MAUMERE, KOMPAS.com - Adriana Mawar (80), seorang warga RT 004 RW 002, Dusun Nangahaledoi, Desa Wairbleler, Kecamatan Waigete, Kabupaten Sikka, NTT, sudah puluhan tahun tinggal di gubuk reyot.
Gubuk itu berdinding pelepah bambu, lantai tanah, dan beratapkan seng.
Sebagian besar dinding rumah itu sudah bolong termakan rayap. Seng gubuk itu juga sudah karat dan berlubang termakan usia.
Nenek Adriana menuturkan, di kala hujan, rumah mereka itu tak bisa ditempati karena bocor.
Baca juga: Ada Plang Banyak Setan di Jalan ke Bandara Lombok, Ini Penjelasan Polisi
Setiap musim hujan, ia dan tiga orang cucunya terpaksa mengungsi di tetangga.
"Untungnya, semua tetangga ini orang baik semua. Mereka sangat memahami kondisi kami di saat hujan.
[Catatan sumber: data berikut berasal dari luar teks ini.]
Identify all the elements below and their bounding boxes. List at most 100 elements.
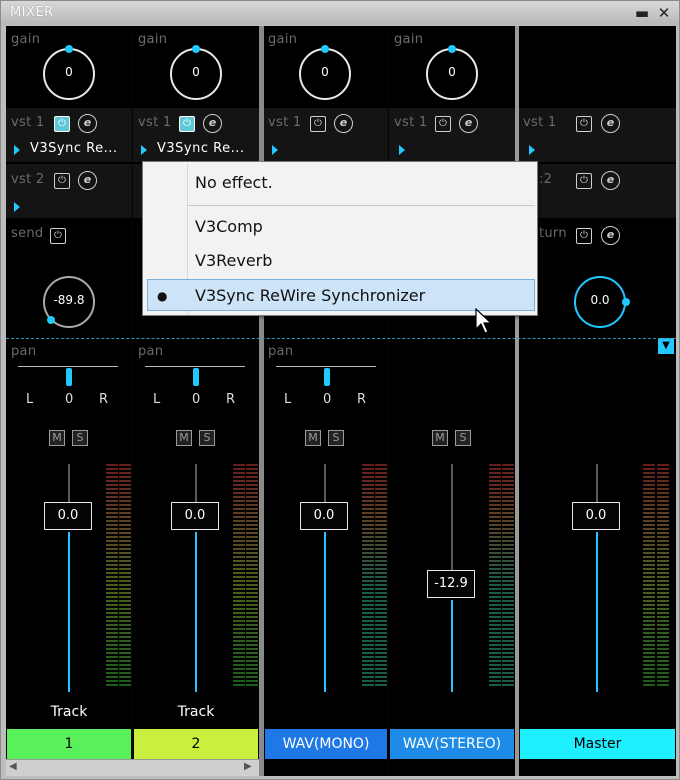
level-meter-left	[233, 462, 245, 688]
strip-name-label[interactable]: WAV(MONO)	[265, 729, 387, 759]
vst1-expand-icon[interactable]	[272, 145, 278, 155]
gain-knob[interactable]: 0	[170, 45, 222, 100]
vst1-edit-button[interactable]: e	[203, 114, 222, 133]
vst2-edit-button[interactable]: e	[601, 171, 620, 190]
solo-button[interactable]: S	[328, 430, 344, 446]
menu-item-v3comp[interactable]: V3Comp	[143, 211, 537, 243]
solo-button[interactable]: S	[455, 430, 471, 446]
send-knob[interactable]: -89.8	[43, 276, 95, 328]
strip-name-label[interactable]: 2	[134, 729, 258, 759]
knob-indicator	[47, 316, 55, 324]
strip-type-label: Track	[177, 704, 215, 720]
vst2-edit-button[interactable]: e	[78, 171, 97, 190]
pan-handle[interactable]	[193, 368, 199, 386]
pan-left-label: L	[284, 392, 292, 407]
pan-label: pan	[268, 344, 294, 359]
vst1-power-button[interactable]: ⏻	[435, 116, 451, 132]
menu-item-no-effect[interactable]: No effect.	[143, 167, 537, 199]
vst2-power-button[interactable]: ⏻	[576, 173, 592, 189]
fader-level-bar	[451, 600, 453, 692]
vst1-edit-button[interactable]: e	[334, 114, 353, 133]
vst1-edit-button[interactable]: e	[78, 114, 97, 133]
knob-indicator	[321, 45, 329, 53]
gain-knob[interactable]: 0	[43, 45, 95, 100]
strip-name-label[interactable]: 1	[7, 729, 131, 759]
menu-item-label: V3Comp	[195, 217, 263, 236]
return-power-button[interactable]: ⏻	[576, 228, 592, 244]
vst1-edit-button[interactable]: e	[459, 114, 478, 133]
gain-knob[interactable]: 0	[299, 45, 351, 100]
gain-label: gain	[394, 32, 424, 47]
scroll-right-icon[interactable]: ▶	[244, 761, 252, 772]
vst1-expand-icon[interactable]	[141, 145, 147, 155]
vst1-expand-icon[interactable]	[399, 145, 405, 155]
fader-handle[interactable]: -12.9	[427, 570, 475, 598]
vst2-label: vst 2	[11, 172, 45, 187]
vst1-power-button[interactable]: ⏻	[179, 116, 195, 132]
mute-button[interactable]: M	[176, 430, 192, 446]
vst1-expand-icon[interactable]	[529, 145, 535, 155]
fader-rail-upper	[451, 464, 453, 570]
vst1-label: vst 1	[394, 115, 428, 130]
send-power-button[interactable]: ⏻	[50, 228, 66, 244]
pan-left-label: L	[26, 392, 34, 407]
horizontal-scrollbar[interactable]: ◀ ▶	[6, 759, 259, 776]
mute-button[interactable]: M	[432, 430, 448, 446]
fader-level-bar	[324, 532, 326, 692]
fader-level-bar	[596, 532, 598, 692]
return-knob[interactable]: 0.0	[574, 276, 630, 328]
gain-label: gain	[268, 32, 298, 47]
solo-button[interactable]: S	[72, 430, 88, 446]
fader-handle[interactable]: 0.0	[300, 502, 348, 530]
window-title: MIXER	[10, 5, 54, 20]
menu-item-v3reverb[interactable]: V3Reverb	[143, 245, 537, 277]
pan-center-label: 0	[65, 392, 74, 407]
vst1-edit-button[interactable]: e	[601, 114, 620, 133]
fader-handle[interactable]: 0.0	[44, 502, 92, 530]
strip-name-label[interactable]: WAV(STEREO)	[390, 729, 514, 759]
gain-value: 0	[321, 65, 329, 79]
channel-strip-1: gain 0 vst 1 ⏻ e V3Sync Re... vst 2 ⏻ e …	[6, 26, 132, 776]
vst1-label: vst 1	[11, 115, 45, 130]
strip-type-label: Track	[50, 704, 88, 720]
pan-handle[interactable]	[66, 368, 72, 386]
vst1-expand-icon[interactable]	[14, 145, 20, 155]
level-meter-right	[502, 462, 514, 688]
vst1-power-button[interactable]: ⏻	[54, 116, 70, 132]
mixer-panel: gain 0 vst 1 ⏻ e V3Sync Re... vst 2 ⏻ e …	[6, 26, 676, 776]
level-meter-right	[119, 462, 131, 688]
strip-name-label[interactable]: Master	[520, 729, 675, 759]
selected-bullet-icon: ●	[157, 289, 168, 303]
fader-handle[interactable]: 0.0	[171, 502, 219, 530]
fader-rail-upper	[195, 464, 197, 502]
mute-button[interactable]: M	[305, 430, 321, 446]
mute-button[interactable]: M	[49, 430, 65, 446]
pan-label: pan	[11, 344, 37, 359]
vst1-power-button[interactable]: ⏻	[310, 116, 326, 132]
channel-strip-3: gain 0 vst 1 ⏻ e pan L 0 R M S 0.0 WAV(M…	[264, 26, 388, 776]
minimize-button[interactable]: ▬	[633, 4, 651, 22]
vst2-power-button[interactable]: ⏻	[54, 173, 70, 189]
vst1-effect-name[interactable]: V3Sync Re...	[30, 141, 117, 156]
vst1-label: vst 1	[523, 115, 557, 130]
pan-handle[interactable]	[324, 368, 330, 386]
gain-knob[interactable]: 0	[426, 45, 478, 100]
send-value: -89.8	[53, 293, 85, 307]
solo-button[interactable]: S	[199, 430, 215, 446]
vst1-effect-name[interactable]: V3Sync Re...	[157, 141, 244, 156]
title-bar[interactable]: MIXER ▬ ✕	[1, 1, 679, 25]
vst1-power-button[interactable]: ⏻	[576, 116, 592, 132]
vst2-expand-icon[interactable]	[14, 202, 20, 212]
level-meter-left	[362, 462, 374, 688]
dropdown-toggle-icon[interactable]: ▼	[658, 338, 674, 354]
menu-item-v3sync[interactable]: ● V3Sync ReWire Synchronizer	[147, 279, 535, 311]
gain-label: gain	[138, 32, 168, 47]
channel-strip-2: gain 0 vst 1 ⏻ e V3Sync Re... pan L 0 R …	[133, 26, 259, 776]
scroll-left-icon[interactable]: ◀	[9, 761, 17, 772]
close-button[interactable]: ✕	[655, 4, 673, 22]
level-meter-left	[489, 462, 501, 688]
fader-handle[interactable]: 0.0	[572, 502, 620, 530]
level-meter-left	[643, 462, 655, 688]
return-edit-button[interactable]: e	[601, 226, 620, 245]
effect-menu: No effect. V3Comp V3Reverb ● V3Sync ReWi…	[142, 161, 538, 316]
Mereka memberi kami tumpangan," tutur mama Adriana, kepada awak media, Rabu (2/6/2021).
Nenek Adriana menceritakan, gubuk reyot itu merupakan peninggalan sang suami yang telah lama meninggal dunia.
Ia bersama anak-anaknya tinggal di gubuk reyot itu sejak gempa tahun 1992 silam.
Karena semua anaknya telah berkeluarga, kini ia tinggal dengan tiga cucunya.
Selama sehat, ia bekerja sebagai dukun kampung, sering membantu orang-orang yang sakit.
Namun, kini, di usianya yang sudah senja, ia tak bisa lagi beraktivitas seperti biasa.
Kini, untuk kebutuhan sehari-hari, ia hanya mengandalkan satu cucu laki-laki yang berusia 26 tahun. Ia kerja serabutan.
"Yang namanya serabutan, ya, kadang ada kerja, kadang tidak. Penghasilan juga tidak jelas. Jadi, kami hidup begini adanya. Kalau dia tidak dapat uang untuk beli beras, berarti kami makan dari belas kasih tetangga," ungkap Nenek Adriana.